We have just installed OnDemand 4.0.7. The system is running, but whenever we submit an interactive app, its status immediately changes to “Completed,” even though the job is still running when I check via active tabs.
Could you please advise on how to resolve this? We are using the LSF scheduler.
This can happen when you submit a job through bsub but then cannot read back that same job through bjobs. When bjobs is issued - if OnDemand can’t find the job, if bjobs fails for that job id, it assumes it’s completed and thus completes it in the UI.
This can happen when you have two separate portals running and you’re actively interacting with two separate instances of OnDemand and somehow your clusters are setup differently on the two different instances. For example you have a two instances of OnDemand pointing to two different clusters, but both clusters have the same name to OnDemand. I.e., one is a test cluster the other your production cluster.

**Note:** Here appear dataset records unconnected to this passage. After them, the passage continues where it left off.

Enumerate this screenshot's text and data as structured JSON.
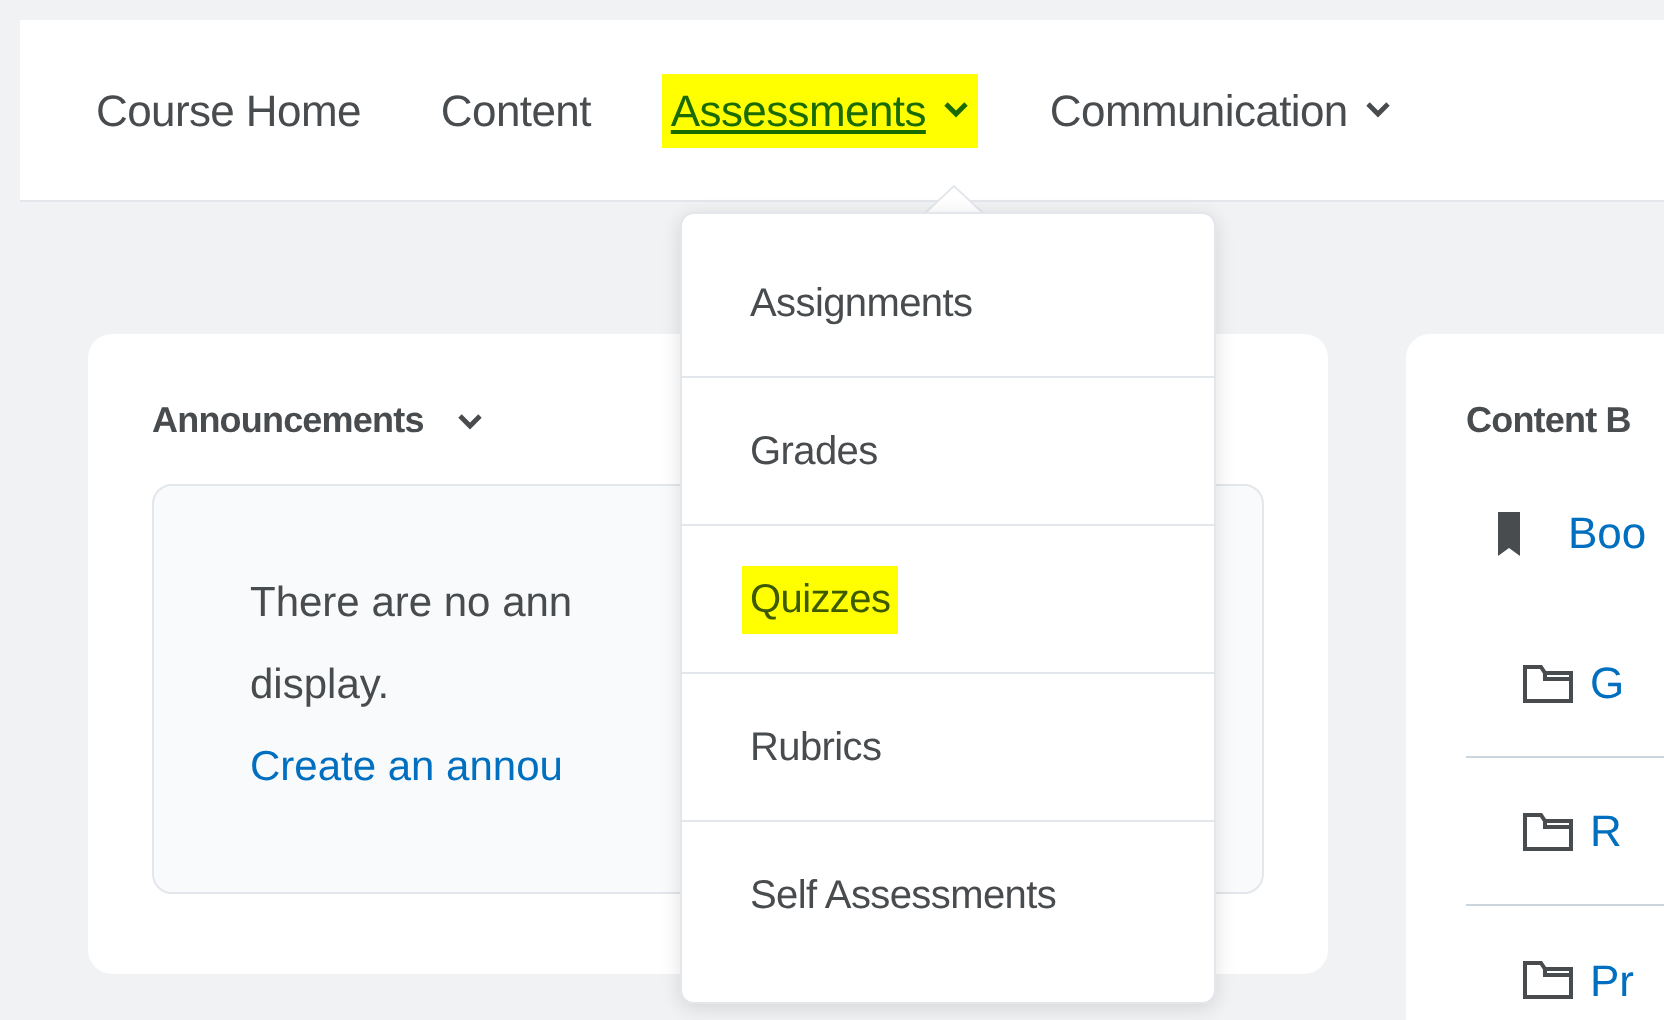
{
  "nav": {
    "items": [
      {
        "label": "Course Home",
        "dropdown": false,
        "highlighted": false
      },
      {
        "label": "Content",
        "dropdown": false,
        "highlighted": false
      },
      {
        "label": "Assessments",
        "dropdown": true,
        "highlighted": true
      },
      {
        "label": "Communication",
        "dropdown": true,
        "highlighted": false
      }
    ]
  },
  "dropdown_menu": {
    "items": [
      {
        "label": "Assignments",
        "highlighted": false
      },
      {
        "label": "Grades",
        "highlighted": false
      },
      {
        "label": "Quizzes",
        "highlighted": true
      },
      {
        "label": "Rubrics",
        "highlighted": false
      },
      {
        "label": "Self Assessments",
        "highlighted": false
      }
    ]
  },
  "announcements": {
    "title": "Announcements",
    "message_lines": [
      "There are no ann",
      "display."
    ],
    "link": "Create an annou"
  },
  "content_browser": {
    "title": "Content B",
    "bookmark_link": "Boo",
    "folders": [
      "G",
      "R",
      "Pr"
    ]
  }
}
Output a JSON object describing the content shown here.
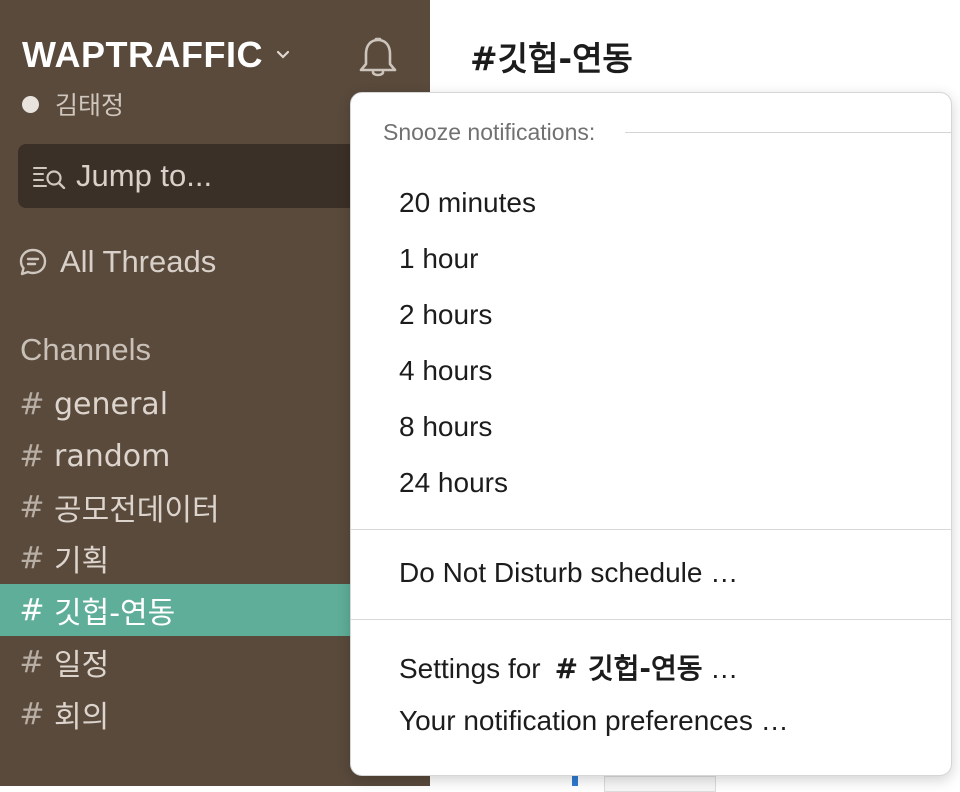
{
  "sidebar": {
    "team_name": "WAPTRAFFIC",
    "user_name": "김태정",
    "jump_placeholder": "Jump to...",
    "all_threads": "All Threads",
    "channels_header": "Channels",
    "channels": [
      {
        "name": "general",
        "active": false
      },
      {
        "name": "random",
        "active": false
      },
      {
        "name": "공모전데이터",
        "active": false
      },
      {
        "name": "기획",
        "active": false
      },
      {
        "name": "깃헙-연동",
        "active": true
      },
      {
        "name": "일정",
        "active": false
      },
      {
        "name": "회의",
        "active": false
      }
    ],
    "hash_symbol": "#"
  },
  "main": {
    "channel_title": "#깃헙-연동"
  },
  "snooze_menu": {
    "header": "Snooze notifications:",
    "options": [
      "20 minutes",
      "1 hour",
      "2 hours",
      "4 hours",
      "8 hours",
      "24 hours"
    ],
    "dnd_schedule": "Do Not Disturb schedule …",
    "settings_prefix": "Settings for",
    "settings_channel": "# 깃헙-연동",
    "settings_suffix": "…",
    "preferences": "Your notification preferences …"
  },
  "colors": {
    "sidebar_bg": "#594a3c",
    "active_channel": "#5fae9a",
    "link": "#1a73c7"
  }
}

Basically, you’ve submitted the job to your test cluster, but the other instance of OnDemand is querying the production cluster for that job id, doesn’t find it and completes it.
I have 2 separate instance of Ondemand, one is version 3 and one is version 4. Both are pointing to same one cluster. Version 3 is running fine everything is as expected as we want. But version 4 has issue.
OK, what happens when you issue this same command from the CLI on the same machine that’s running OOD 4.0?
Or conversely, is that the same command issued on the 3.1 instance? And in either case, what does that command return when run on that instance.
Somehow one or both of these instances isn’t able to find this job when querying the scheduler. I’d also double check to be sure that they’re pointing to the same cluster. We do the same thing at OSC, run multiple instances at different versions, but in our case we always point to the same cluster so it’s safe for us. I’ve only ever seen this when two instances point to different clusters that are named the same.
This is from server which is running OOD4
[root@ondemand01 ~]# bjobs -a -w -W 201986510
JOBID USER STAT QUEUE FROM_HOST EXEC_HOST JOB_NAME SUBMIT_TIME PROJ_NAME CPU_USED MEM SWAP PIDS START_TIME FINISH_TIME SLOTS
201986510 salujs01 RUN ondemand ondemand01 2*lh06c11 sys/dashboard/sys/bc_desktop/chimera 09/22-16:42:08 acc_hpcstaff 000:00:01.00 19 0 465717 09/22-16:42:10 - 2
This is from server which is running OOD3
[root@ondemand ~]# bjobs -a -w -W 201986510
JOBID USER STAT QUEUE FROM_HOST EXEC_HOST JOB_NAME SUBMIT_TIME PROJ_NAME CPU_USED MEM SWAP PIDS START_TIME FINISH_TIME SLOTS
201986510 salujs01 RUN ondemand ondemand01 2*lh06c11 sys/dashboard/sys/bc_desktop/chimera 09/22-16:42:08 acc_hpcstaff 000:00:01.00 19 0 465717 09/22-16:42:10 - 2
[root@ondemand ~]#
Don’t run these commands as root. Run them as your regular user with the environment variables as shown above. Remember the idea here is to replicate what OnDemand is seeing in the shell. to do this, you need to issue the same exact command under the same circumstances.
Do you have the 3.0 window open? Can you try this while only logged into the 4.0 instance? Again, this is an issue of conflicts between these 2 portals. If you’re not accessing the 3.0 portal - then it won’t conflict with the 4.0 portal.
Also please confirm that the cluster.d files are the exact same. Again, we do this at OSC - interact with the same cluster on multiple portals and it works fine. This only happens when there’s some mismatch between the two portals. I.e., they’re actually configured differently or interact with different schedulers that are named the same.
We have one cluster /hpc is nfs mounted on all servers same as on demand. So on everywhere we have /hpc/lsf/10.1/linux3.10-glibc2.17-x86_64/bin/bjobs
I noticed bjobs report little late around 5-6 seconds. How can I add delay in dashboard so that it can delayed reporting.
Hi Jeff
We have one cluster /hpc is nfs mounted on all servers same as on demand. So on everywhere we have /hpc/lsf/10.1/linux3.10-glibc2.17-x86_64/bin/bjobs
I noticed bjobs report little late around 5-6 seconds. How can I add delay in dashboard so that it can delayed reporting.
Hi Jeff
I just created a bjobs wrapper, added a 3-second sleep, and included that wrapper in the bin overrides. It works, and I can now see jobs on my interactive list. Do you have a better approach I could use instead of adding a sleep?